1. Le « recel » est l’une des infractions retenues pour l’inculpation de Madame Sylvia BONGO ONDIMBA le jeudi 28 septembre 2023, outre le blanchiment de capitaux, le faux et usage de faux, faits prévus et réprimés par les articles 116, 117, 312 et 380 du Code pénal gabonais.

Dans quelles circonstances l’inculpation pour recel peut-elle être retenue?

L’article 312 du Code pénal gabonais dispose que « Constitue le recel le fait de dissimuler, de détenir, ou de transmettre une chose, ou de faire office d’intermédiaire afin de la transmettre en sachant que cette chose provient d’un crime ou d’un délit.

Constitue également un recel le fait, en connaissance de cause, de bénéficier, par tout moyen, du produit d’un crime ou d’un délit.

Le coupable est puni des peines applicables aux faits qui auront procuré les choses recelées.

Ces peines sont encourues par les receleurs alors même que les auteurs principaux de l’infraction ne seraient pas punissables, en raison notamment des dispositions des articles 294 et 297 du présent Code.

Néanmoins, la peine de la réclusion criminelle à perpétuité encourue est substituée, à l’égard des receleurs par la peine de trente ans de réclusion criminelle au plus ».

Cette définition du recel révèle que, comme le blanchiment des capitaux, il s’agit d’une infraction de conséquence. C’est le simple fait d’être trouvé en possession d’une chose provenant d’un crime ou d’un délit qui constitue l’infraction de recel. Cela suppose donc que l’infraction primaire soit préalablement qualifiée.

Dans le communiqué du Procureur de la République informant le public des chefs d’inculpation de Madame Sylvia BONGO ONDIMBA, il est simplement dit qu’elle est poursuivie pour « recel », sans précision de l’infraction primaire dont le recel serait la conséquence.

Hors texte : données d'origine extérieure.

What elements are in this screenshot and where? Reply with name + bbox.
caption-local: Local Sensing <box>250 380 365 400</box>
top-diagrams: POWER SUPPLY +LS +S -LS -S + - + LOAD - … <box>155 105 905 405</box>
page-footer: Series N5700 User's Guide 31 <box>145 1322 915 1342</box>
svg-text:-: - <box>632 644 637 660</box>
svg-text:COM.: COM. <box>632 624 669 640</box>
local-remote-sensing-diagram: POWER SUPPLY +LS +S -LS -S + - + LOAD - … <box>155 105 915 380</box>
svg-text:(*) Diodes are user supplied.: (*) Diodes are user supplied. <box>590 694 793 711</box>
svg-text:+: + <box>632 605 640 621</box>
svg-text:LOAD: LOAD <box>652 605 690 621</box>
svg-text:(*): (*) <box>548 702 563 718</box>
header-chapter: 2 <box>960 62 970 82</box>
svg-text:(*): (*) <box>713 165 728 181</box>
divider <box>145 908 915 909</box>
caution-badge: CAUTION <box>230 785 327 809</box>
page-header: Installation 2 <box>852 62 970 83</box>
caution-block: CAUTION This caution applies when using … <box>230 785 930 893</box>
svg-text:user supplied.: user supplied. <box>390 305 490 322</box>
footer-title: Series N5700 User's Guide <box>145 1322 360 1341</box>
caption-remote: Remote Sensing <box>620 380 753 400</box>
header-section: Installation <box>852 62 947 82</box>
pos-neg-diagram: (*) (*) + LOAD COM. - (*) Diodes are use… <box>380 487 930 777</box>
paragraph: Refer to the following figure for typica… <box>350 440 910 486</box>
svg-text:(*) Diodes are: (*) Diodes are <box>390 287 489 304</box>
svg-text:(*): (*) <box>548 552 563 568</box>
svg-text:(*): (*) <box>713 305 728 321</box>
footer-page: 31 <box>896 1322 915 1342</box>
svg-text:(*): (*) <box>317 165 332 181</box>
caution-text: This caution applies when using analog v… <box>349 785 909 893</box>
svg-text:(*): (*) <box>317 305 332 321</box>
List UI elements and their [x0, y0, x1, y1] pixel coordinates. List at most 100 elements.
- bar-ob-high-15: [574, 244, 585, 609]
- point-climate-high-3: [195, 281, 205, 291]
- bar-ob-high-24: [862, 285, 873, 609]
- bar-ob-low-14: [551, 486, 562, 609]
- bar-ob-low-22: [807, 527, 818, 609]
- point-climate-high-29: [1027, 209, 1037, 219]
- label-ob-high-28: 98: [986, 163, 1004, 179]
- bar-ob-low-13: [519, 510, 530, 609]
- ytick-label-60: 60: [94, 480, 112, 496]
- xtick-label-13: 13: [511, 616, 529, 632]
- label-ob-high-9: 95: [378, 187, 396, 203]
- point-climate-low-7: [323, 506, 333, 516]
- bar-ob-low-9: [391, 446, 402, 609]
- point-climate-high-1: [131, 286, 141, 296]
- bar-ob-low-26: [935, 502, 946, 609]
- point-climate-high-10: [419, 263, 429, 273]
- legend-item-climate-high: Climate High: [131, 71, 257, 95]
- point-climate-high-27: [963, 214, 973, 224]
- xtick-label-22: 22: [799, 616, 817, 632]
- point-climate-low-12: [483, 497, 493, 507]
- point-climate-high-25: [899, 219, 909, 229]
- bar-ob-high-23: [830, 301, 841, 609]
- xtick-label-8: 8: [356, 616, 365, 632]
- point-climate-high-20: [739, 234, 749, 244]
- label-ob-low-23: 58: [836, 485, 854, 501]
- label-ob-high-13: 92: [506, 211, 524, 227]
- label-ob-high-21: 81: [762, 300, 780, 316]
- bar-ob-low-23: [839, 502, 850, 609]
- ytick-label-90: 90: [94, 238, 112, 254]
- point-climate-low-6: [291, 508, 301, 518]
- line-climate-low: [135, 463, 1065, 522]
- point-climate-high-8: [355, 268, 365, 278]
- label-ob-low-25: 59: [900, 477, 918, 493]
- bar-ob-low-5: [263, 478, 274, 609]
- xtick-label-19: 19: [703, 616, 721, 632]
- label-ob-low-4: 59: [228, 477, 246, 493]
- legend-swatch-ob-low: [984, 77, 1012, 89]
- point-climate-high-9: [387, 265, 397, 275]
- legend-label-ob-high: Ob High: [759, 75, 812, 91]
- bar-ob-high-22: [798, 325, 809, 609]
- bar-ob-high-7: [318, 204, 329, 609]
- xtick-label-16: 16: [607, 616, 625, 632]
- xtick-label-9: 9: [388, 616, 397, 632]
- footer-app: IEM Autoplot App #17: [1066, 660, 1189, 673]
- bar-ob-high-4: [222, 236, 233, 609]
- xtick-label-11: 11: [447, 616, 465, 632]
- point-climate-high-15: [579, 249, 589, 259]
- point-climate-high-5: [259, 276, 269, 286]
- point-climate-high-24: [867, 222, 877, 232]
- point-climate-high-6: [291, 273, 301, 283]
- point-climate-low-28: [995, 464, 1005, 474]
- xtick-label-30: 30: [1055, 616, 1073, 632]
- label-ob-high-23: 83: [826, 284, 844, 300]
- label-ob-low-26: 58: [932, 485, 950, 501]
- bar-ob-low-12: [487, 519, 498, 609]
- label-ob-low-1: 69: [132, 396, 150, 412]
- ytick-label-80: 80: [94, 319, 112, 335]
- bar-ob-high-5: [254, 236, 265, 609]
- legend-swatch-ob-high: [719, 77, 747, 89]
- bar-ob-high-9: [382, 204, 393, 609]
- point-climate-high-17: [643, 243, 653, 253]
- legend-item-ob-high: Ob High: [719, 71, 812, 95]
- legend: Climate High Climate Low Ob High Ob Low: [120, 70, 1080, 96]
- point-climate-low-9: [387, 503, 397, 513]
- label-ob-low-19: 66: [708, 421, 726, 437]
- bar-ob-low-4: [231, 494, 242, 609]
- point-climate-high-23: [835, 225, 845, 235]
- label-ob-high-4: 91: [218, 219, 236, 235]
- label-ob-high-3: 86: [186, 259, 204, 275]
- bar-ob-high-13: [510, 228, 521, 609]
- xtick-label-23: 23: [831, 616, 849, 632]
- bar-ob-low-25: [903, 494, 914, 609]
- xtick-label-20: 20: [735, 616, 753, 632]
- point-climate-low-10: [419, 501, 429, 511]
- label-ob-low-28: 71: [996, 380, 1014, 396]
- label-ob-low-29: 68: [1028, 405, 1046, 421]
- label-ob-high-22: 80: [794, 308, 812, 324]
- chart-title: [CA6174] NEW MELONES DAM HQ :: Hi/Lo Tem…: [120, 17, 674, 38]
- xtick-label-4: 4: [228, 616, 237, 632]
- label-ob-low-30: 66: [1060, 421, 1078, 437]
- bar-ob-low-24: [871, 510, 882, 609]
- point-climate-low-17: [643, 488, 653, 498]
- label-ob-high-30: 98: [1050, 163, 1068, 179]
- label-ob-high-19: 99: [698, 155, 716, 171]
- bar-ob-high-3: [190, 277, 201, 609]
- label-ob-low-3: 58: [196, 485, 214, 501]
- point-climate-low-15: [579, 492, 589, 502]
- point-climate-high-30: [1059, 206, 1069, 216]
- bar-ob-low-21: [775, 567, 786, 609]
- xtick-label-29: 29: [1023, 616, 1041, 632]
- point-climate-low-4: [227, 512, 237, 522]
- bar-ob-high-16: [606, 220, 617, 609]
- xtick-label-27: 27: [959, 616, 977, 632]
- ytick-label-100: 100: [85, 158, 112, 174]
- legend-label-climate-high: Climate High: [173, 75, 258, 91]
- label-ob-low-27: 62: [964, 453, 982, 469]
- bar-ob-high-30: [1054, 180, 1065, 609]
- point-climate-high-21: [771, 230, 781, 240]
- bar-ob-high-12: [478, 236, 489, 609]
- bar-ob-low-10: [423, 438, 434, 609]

2. On peut imaginer que le recel soit en rapport avec l’un des autres chefs d’inculpation énumérés, à savoir le blanchiment, le faux et usage de faux.

Or, selon une jurisprudence constante et ancienne de la Cour de cassation française, l’infraction de recel ne peut être retenue à l’égard de celui qui a commis l’infraction originaire dont provient la chose recelée[i].

Mieux, la jurisprudence portant sur l’infraction de recel et l’infraction d’origine interdit non seulement de cumuler les qualifications, mais également de retenir le recel, délit continu, à l’égard de l’auteur de l’infraction originaire lorsque cette dernière est prescrite[ii]. La Cour de cassation considère ainsi ces infractions comme exclusives l’une de l’autre, de sorte qu’elles se rattachent à la catégorie des infractions incompatibles[iii].

En conséquence, si les juridictions gabonaises devaient avoir la même interprétation que la Cour de cassation française, il est probable que l’infraction de recel ne soit liée ni au blanchiment de capitaux ni au produit des infractions de faux et usage de faux.

En revanche, rien n’interdit que le complice de l’auteur de l’infraction d’origine puisse être poursuivi pour recel, aussi bien que pour complicité, dès lors qu’il s’agit d’infractions dont les éléments constitutifs sont différents.

3. Par ailleurs, l’inculpation aussi bien pour recel que pour blanchiment de capitaux exige une certaine rigueur de l’autorité de poursuites dans l’établissement de ces deux infractions.

En effet, le blanchiment comme le recel peuvent être caractérisés par la détention d’un bien issu d’un crime ou d’un délit, de sorte que les mêmes faits pourraient recevoir les deux qualifications.

Ainsi, dans une affaire dans laquelle un prévenu avait été déclaré coupable de blanchiment pour le versement effectué sur son compte de fonds provenant d’une escroquerie commise par sa compagne, ayant servi à l’achat d’un bien immobilier, la Cour d’appel l’avait également déclaré coupable de recel pour le versement de ces sommes sur son compte. La Cour de cassation française casse cet arrêt au visa du principe « Ne bis in idem ».

Elle estime que ce principe implique que des faits qui procèdent de manière indissociable d’une action unique, caractérisée par une seule intention coupable, ne peuvent donner lieu, contre le même prévenu, à deux déclarations de culpabilité de nature pénale, fussent-elles concomitantes[iv].

Les juridictions du fond au Gabon vont-elles se désolidariser de la jurisprudence française ?


[i] Crim., 29 juin 1848, Bull. crim. 1848, n° 192 ; Crim., 2 décembre 1971, pourvoi n° 71-90.215.

[ii] Crim., 12 novembre 2015, pourvoi n° 14-83.073.

[iii] Crim., 13 avril 2022, pourvoi n° 19- 84.831.

[iv] Cass. crim., 25 oct. 2016, no 15-84552.